# Metal piece clinking around inside steering wheel



## tjcecil6 (Apr 2, 2016)

1998 nissan sentra gxe. Recently I started hearing clicking coming from my steering wheel while turning (not the CV joint clicking from the axles, but I sound from INSIDE the steering wheel). Then yesterday it sounds like whatever was making that noise has now completely broken off and is now clunking around inside the airbag area every time I turn the steering wheel. I popped off the side cover for the steering wheel and was able to peek in and determine what is moving around. It looks like a big metal piece with a yellow sticker on it located near the top of the air bag cavity (it is not completely detached so it stays in that general area). I would attach a picture but I have no clue how to do that on this forum. Horn works, cruise control works. Anyone have a guess at what this piece is? And thoughts on repairs?


----------



## tjcecil6 (Apr 2, 2016)

https://drive.google.com/open?id=0B2RQAVYYfzqJMnBhNHdYZmthODNRdTV4S3hOY2VpdE1xYVNJ


----------



## OhmsLaw (Mar 29, 2016)

Disconnect the battery for at least one minute. An airbag firing is a lethal force designed to cancel out another lethal force (a crash).

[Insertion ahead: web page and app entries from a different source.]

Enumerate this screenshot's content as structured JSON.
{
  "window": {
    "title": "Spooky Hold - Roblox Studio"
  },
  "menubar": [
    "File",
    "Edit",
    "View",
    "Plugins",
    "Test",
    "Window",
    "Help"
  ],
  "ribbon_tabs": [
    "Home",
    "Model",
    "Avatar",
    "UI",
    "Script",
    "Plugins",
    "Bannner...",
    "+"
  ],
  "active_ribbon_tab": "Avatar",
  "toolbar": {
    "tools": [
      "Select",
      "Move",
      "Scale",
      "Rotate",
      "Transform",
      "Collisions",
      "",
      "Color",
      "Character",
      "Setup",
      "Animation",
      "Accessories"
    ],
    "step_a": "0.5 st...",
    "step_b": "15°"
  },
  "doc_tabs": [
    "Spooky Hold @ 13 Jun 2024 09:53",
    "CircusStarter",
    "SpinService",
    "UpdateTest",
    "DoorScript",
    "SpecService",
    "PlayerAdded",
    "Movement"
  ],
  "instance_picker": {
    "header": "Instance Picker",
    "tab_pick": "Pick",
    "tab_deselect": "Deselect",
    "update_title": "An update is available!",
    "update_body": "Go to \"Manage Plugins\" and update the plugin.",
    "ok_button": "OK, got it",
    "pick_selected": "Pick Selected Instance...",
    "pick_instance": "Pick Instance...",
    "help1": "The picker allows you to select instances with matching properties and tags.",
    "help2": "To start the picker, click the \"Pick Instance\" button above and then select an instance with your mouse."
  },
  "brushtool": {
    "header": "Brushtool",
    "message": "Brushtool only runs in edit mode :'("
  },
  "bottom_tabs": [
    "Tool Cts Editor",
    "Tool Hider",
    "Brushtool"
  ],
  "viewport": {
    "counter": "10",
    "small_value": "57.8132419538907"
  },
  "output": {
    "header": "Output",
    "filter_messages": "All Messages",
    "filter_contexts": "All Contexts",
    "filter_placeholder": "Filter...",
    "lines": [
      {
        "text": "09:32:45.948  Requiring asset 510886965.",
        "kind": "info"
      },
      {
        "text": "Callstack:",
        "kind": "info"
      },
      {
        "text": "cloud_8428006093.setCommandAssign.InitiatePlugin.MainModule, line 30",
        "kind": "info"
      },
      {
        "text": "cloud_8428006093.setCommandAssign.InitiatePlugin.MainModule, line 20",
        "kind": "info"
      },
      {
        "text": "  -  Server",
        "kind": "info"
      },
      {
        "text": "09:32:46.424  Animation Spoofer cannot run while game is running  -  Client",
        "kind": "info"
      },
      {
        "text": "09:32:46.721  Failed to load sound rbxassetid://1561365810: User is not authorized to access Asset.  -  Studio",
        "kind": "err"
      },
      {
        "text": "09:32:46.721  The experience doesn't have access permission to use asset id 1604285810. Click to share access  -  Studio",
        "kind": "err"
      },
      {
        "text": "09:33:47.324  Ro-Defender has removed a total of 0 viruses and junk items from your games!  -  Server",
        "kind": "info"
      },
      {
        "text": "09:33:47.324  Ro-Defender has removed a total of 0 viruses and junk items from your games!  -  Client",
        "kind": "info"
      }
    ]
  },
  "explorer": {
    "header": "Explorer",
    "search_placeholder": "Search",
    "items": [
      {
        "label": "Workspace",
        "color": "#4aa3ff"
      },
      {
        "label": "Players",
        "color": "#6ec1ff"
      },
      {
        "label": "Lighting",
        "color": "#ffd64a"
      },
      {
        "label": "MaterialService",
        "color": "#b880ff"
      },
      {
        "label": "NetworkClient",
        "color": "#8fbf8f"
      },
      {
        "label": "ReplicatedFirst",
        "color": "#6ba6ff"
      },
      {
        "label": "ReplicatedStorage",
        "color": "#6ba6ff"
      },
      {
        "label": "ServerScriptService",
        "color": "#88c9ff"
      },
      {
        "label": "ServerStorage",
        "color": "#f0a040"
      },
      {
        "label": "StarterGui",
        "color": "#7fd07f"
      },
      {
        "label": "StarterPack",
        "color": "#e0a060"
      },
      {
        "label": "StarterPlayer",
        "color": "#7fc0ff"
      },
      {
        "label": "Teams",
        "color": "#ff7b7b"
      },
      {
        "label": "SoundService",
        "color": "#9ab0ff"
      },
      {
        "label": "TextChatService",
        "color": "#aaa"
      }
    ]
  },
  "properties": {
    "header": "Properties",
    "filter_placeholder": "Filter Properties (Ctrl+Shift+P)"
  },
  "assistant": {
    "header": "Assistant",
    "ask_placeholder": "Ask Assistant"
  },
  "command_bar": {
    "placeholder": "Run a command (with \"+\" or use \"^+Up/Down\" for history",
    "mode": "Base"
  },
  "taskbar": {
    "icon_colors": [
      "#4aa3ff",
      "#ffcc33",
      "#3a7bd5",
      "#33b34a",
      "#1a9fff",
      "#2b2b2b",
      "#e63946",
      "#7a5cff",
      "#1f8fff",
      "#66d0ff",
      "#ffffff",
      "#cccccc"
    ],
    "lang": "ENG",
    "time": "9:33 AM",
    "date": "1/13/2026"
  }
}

It's even worse nowadays with metal shards possibly hitting your carotid artery or blinding you, not to mention the 175 dB impulse noise that may permanently damage your hearing.

Working on cars is dangerous and I'd guess health insurance premiums for mechanics (vs. desk jockeys) would show this.


----------



## smj999smj (Jan 1, 2006)

It could be a weight used to cut down vibration; I've had it happen to my Hardbody a number of years ago. They will separate and fall of the bracket they to which they are mounted. If that's the case, you'll need to remove the air bag, remove the weight and re-install the air bag. Just toss the weight in the trash; you won't even notice it's missing if that's what it is.


----------